В тот вечер она поняла, что такое ненависть. Ей было так плохо и одиноко, что она возненавидела мир, превративший ее в жертву. Возненавидела людей, зверей, дома, небо, убогую карликовую растительность, и даже ягоду морошку. Выбрав окно, за которым толстый вихрастый мальчишка уплетал пирог, Надя запустила в него снежком, вложив в этот бросок всю силу своей ненависти. Но силы было слишком мало, и мальчишка, не обратив внимания на легкий удар в окно, доел пирог, облизывая сладкие губы.

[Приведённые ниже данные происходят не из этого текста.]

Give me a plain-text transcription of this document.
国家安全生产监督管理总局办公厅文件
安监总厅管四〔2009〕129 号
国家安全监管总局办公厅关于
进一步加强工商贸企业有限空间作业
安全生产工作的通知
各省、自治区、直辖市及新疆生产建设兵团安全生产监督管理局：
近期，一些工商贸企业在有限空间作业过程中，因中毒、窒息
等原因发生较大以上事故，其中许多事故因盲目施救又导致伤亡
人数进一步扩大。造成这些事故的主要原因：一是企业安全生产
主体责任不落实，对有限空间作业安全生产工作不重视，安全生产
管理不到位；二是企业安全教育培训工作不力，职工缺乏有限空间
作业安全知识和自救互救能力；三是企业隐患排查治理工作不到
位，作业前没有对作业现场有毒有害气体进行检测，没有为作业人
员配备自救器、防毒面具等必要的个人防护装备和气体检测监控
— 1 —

Зато Надин жест отчаянья заметил милиционер, охраняющий дом. Он сгреб девчонку в охапку и потащил в отделение. Оттуда Надю отправили в детский приемник-распределитель, где выяснилось, что террористка, внешне выглядевшая как ребенок, на самом деле уже вполне взрослая пятнадцатилетняя девушка, к тому же еще и образованная – семилетку почти закончила. Под конвоем ее вернули в милицию.
Начальник отделения Зотов долго листал Надины документы, думая о своем. Его отец погиб на лесосплаве, когда сыну было всего два года. Через три года на его глазах повесилась мать, заразившаяся сифилисом. В царской России он обречен был повторить нищую жизнь своих родителей, но случилась революция и советская власть вывела его в люди. Она обеспечила ему сытную жизнь в детском доме, обучила, как сына пролетария, дала путевку в НКВД.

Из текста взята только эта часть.